Front Street, Cass, Pocahontas County, WV. West Virginia and Regional History Center, West Virginia University Libraries.

East Cass, Pocahontas County, WV. West Virginia and Regional History Center, West Virginia University Libraries.

In 1901, the West Virginia Pulp and Paper Company established the lumber town of Cass in Pocahontas County to support its timbering operations. The company built tidy homes on side-walked streets for skilled workers and management. A suspension bridge across the Greenbrier River linked the company town to “the other side of the tracks,” where a district called Brooklyn (later East Cass) developed.

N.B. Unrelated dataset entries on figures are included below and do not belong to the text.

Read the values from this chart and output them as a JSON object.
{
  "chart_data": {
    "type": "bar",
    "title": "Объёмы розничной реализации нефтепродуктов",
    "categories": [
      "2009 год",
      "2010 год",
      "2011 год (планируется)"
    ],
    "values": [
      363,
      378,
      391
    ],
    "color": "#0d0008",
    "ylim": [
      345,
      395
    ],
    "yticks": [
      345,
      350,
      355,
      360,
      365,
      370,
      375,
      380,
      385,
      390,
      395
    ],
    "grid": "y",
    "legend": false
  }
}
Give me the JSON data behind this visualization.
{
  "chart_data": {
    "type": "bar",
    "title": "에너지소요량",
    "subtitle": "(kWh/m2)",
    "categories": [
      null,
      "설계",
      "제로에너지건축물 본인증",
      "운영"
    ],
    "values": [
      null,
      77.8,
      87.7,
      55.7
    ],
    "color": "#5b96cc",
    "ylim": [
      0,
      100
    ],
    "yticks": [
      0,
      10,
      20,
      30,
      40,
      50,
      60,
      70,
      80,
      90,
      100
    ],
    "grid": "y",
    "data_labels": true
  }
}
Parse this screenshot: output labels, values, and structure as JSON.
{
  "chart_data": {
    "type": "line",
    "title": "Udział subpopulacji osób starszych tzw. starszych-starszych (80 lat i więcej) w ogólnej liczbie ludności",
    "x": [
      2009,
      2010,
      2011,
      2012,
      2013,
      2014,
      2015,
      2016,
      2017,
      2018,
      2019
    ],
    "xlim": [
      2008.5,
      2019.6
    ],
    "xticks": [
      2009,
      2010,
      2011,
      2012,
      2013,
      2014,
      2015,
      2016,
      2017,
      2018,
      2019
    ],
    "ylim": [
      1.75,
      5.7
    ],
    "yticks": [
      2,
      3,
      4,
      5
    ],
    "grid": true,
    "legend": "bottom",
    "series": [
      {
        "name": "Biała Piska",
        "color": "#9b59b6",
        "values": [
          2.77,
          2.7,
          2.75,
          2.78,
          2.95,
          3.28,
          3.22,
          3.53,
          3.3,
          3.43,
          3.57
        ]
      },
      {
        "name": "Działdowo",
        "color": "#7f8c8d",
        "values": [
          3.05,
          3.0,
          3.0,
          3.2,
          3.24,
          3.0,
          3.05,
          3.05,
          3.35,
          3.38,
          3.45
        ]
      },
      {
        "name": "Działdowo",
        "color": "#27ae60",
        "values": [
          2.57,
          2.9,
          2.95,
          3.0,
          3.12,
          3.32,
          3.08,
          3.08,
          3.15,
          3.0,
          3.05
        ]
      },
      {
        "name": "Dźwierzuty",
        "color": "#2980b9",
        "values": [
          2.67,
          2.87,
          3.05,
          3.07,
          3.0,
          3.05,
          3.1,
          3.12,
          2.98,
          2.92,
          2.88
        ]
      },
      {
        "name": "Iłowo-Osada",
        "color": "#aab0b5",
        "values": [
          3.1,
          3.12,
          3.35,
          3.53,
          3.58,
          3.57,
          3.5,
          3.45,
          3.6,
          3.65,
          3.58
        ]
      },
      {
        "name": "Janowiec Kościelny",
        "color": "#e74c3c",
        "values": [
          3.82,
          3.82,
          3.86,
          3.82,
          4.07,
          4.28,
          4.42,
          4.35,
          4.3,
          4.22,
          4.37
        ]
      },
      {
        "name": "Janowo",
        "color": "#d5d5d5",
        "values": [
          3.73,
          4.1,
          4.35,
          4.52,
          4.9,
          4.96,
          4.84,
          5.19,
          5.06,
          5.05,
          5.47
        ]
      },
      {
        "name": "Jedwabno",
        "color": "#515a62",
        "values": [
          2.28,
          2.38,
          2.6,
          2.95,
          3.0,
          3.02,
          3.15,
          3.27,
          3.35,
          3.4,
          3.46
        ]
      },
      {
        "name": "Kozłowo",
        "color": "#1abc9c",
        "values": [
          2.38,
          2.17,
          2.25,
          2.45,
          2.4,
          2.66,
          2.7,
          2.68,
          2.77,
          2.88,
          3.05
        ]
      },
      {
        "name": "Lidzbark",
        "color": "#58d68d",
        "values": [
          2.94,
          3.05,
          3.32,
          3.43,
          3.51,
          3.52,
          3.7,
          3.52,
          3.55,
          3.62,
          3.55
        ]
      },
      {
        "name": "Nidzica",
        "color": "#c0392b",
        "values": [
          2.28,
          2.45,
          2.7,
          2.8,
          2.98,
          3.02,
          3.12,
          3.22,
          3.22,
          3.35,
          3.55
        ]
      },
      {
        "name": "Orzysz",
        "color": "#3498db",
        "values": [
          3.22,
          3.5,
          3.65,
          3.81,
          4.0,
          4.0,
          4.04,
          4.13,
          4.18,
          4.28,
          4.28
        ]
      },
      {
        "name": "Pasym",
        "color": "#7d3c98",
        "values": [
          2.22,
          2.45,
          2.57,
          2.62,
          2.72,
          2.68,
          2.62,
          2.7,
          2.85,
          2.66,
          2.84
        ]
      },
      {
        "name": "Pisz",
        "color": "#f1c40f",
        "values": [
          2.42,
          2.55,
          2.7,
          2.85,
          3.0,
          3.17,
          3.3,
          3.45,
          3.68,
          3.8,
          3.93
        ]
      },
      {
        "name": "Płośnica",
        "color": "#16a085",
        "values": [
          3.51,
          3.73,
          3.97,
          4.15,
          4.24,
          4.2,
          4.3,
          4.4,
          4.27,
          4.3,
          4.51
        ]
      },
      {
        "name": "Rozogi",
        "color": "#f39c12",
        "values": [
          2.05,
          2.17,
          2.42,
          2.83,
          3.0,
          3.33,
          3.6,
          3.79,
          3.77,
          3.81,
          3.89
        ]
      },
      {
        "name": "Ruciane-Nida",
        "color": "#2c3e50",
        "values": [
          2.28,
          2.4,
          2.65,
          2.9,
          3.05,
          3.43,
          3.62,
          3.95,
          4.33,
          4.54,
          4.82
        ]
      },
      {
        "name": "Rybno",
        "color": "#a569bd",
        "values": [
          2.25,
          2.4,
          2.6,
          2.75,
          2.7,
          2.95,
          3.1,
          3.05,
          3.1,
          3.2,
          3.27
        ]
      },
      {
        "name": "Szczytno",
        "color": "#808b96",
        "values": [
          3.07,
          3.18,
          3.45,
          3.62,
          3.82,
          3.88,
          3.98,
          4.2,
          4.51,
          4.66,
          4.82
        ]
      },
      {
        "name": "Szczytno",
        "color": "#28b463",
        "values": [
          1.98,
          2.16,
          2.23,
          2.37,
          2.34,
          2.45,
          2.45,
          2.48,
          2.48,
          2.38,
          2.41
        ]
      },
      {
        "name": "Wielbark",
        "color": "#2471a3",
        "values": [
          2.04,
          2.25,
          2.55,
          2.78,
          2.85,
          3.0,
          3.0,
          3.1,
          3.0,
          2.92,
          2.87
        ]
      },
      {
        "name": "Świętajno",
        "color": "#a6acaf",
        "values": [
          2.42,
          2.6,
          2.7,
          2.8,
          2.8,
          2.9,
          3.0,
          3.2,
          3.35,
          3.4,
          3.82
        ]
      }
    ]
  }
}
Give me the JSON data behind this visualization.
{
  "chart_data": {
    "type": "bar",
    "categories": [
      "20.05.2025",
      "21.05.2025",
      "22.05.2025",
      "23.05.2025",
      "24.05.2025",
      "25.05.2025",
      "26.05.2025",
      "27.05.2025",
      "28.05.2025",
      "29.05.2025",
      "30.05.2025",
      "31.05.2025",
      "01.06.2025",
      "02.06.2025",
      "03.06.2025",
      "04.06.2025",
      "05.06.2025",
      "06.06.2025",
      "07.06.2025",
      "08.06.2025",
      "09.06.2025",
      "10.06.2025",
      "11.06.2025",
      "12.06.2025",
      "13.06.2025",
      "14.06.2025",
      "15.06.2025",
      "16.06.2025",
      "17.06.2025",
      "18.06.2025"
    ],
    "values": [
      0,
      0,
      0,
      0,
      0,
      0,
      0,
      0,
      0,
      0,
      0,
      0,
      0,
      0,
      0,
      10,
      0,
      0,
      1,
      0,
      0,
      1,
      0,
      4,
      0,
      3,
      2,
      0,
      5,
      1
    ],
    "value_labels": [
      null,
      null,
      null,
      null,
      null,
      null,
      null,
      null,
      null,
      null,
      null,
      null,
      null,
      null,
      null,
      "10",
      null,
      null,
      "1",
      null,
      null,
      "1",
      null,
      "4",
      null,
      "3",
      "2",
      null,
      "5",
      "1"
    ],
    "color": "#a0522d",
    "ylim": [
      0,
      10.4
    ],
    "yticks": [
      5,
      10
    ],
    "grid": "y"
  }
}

Outside the company’s jurisdiction, East Cass catered to wood hicks looking to escape the hardships of logging life. Pool halls, saloons, gambling joints, and brothels lined its infamous “Dirty Street,” though more respectable establishments—like barbershops and dry goods stores—were also common. West Virginia Pulp  and Paper  relegated  its  black  workers  to  the                                                                                                                               slum-like  housing  in  East  Cass  and  set  up  a  “pest  house”                                                                                                                               to quarantine workers with lice, bed bugs, and disease.